"Dia belum pernah jatuh cinta selain dengan pekerjaannya..."
─Rasti─
***
"... Kak Rasti siuman!"
Mendengar itu, Isa segera masuk ke kamar rawat sang istri. Langkahnya tidak terburu-buru, tapi jelas, dia ingin segera menemui Rasti, terlepas betapa datar ekspresi di wajahnya saat ini.
Setelah berada di dalam ruang rawat, Isa segera menekan tombol merah dekat brankar, lalu berdiri bodoh di sisi Rasti yang terlihat kesakitan. Tangan Isa beberapa kali seperti hendak meraih jemari Rasti, tapi ketika melihat wanita itu sangat kesakitan, dia mengurungkan niat, khawatir malah semakin menyakitinya.

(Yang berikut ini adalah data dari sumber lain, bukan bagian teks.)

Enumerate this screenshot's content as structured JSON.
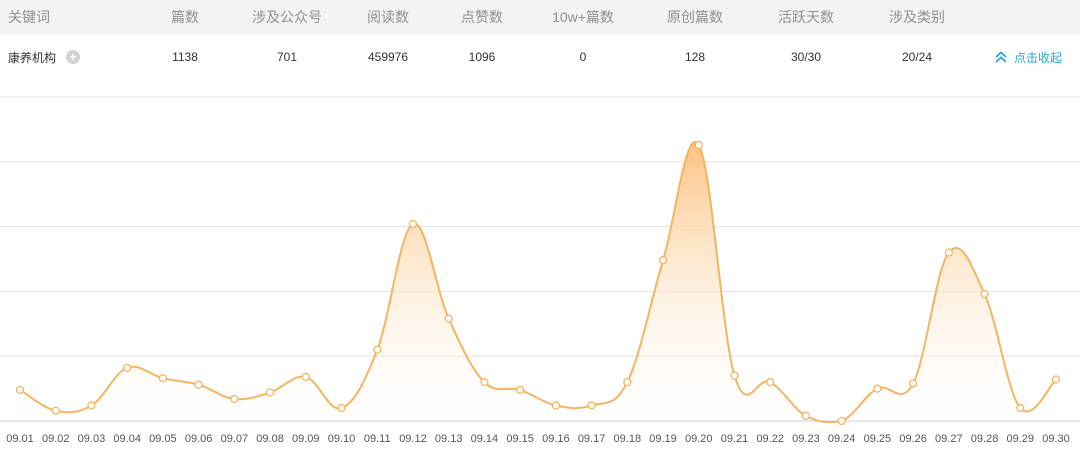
{
  "table": {
    "headers": [
      "关键词",
      "篇数",
      "涉及公众号",
      "阅读数",
      "点赞数",
      "10w+篇数",
      "原创篇数",
      "活跃天数",
      "涉及类别"
    ],
    "row": {
      "keyword": "康养机构",
      "values": [
        "1138",
        "701",
        "459976",
        "1096",
        "0",
        "128",
        "30/30",
        "20/24"
      ]
    },
    "collapse_label": "点击收起"
  },
  "icons": {
    "expand": "plus-circle-icon",
    "collapse": "double-chevron-up-icon"
  },
  "colors": {
    "line": "#f5b461",
    "fill_top": "#fbc07a",
    "link": "#2aa5d6",
    "header_bg": "#f3f3f3",
    "grid": "#e2e2e2"
  },
  "chart_data": {
    "type": "area",
    "categories": [
      "09.01",
      "09.02",
      "09.03",
      "09.04",
      "09.05",
      "09.06",
      "09.07",
      "09.08",
      "09.09",
      "09.10",
      "09.11",
      "09.12",
      "09.13",
      "09.14",
      "09.15",
      "09.16",
      "09.17",
      "09.18",
      "09.19",
      "09.20",
      "09.21",
      "09.22",
      "09.23",
      "09.24",
      "09.25",
      "09.26",
      "09.27",
      "09.28",
      "09.29",
      "09.30"
    ],
    "series": [
      {
        "values": [
          24,
          8,
          12,
          41,
          33,
          28,
          17,
          22,
          34,
          10,
          55,
          152,
          79,
          30,
          24,
          12,
          12,
          30,
          124,
          213,
          35,
          30,
          4,
          0,
          25,
          29,
          130,
          98,
          10,
          32
        ]
      }
    ],
    "ylim": [
      0,
      250
    ],
    "grid": true,
    "gridlines": 5
  }
}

Ayana melihat gestur kikuk Isa dan salah paham. Dia pikir Isa jijik memegang tangan Rasti. Jangan salahkan Ayana, karena wajah tanpa ekspresi Isa itu memang sering membuat orang keliru. Hampir saja Ayana mengumpat kesal ke Isa kalau tidak ingat lagi di depan sang kakak.
"Kakak, Ayana di sini," kata Ayana sembari memegang tangan Rasti.

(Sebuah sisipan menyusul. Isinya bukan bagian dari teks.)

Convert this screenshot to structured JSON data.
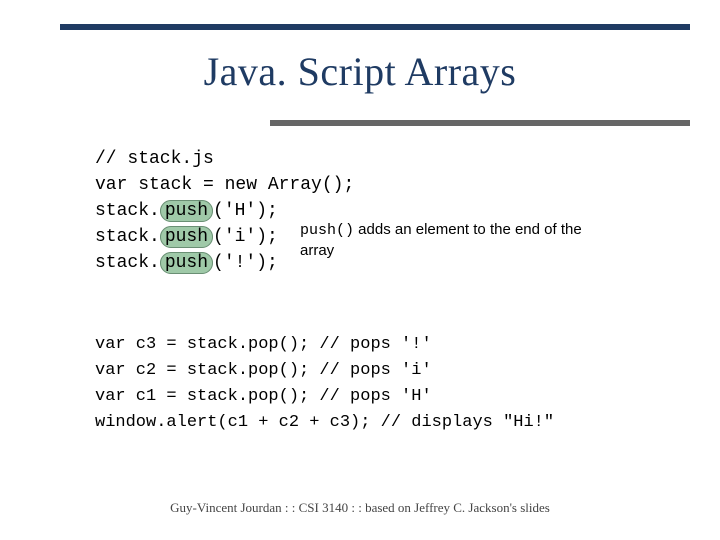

Rasti mati-matian menahan rasa sakitnya, berusaha keras menggerakkan mulut. Matanya berkedip-kedip membiasakan cahaya masuk, tapi malah membuat air mata terus bermunculan.
Tangan Isa gemetar, terulur hendak menghapus air mata Rasti, tapi ragu. Dia benar-benar takut menyakiti Rasti. Lihatlah istrinya yang sangat rapuh itu, seolah menyentuhnya sedikit saja akan menyebabkan luka. Tangan Isa berakhir menggenggam erat pinggiran brankar, menahan rasa frustrasinya.
Isa berkata dengan serak, nyaris tanpa emosi, "Jangan memaksakan diri."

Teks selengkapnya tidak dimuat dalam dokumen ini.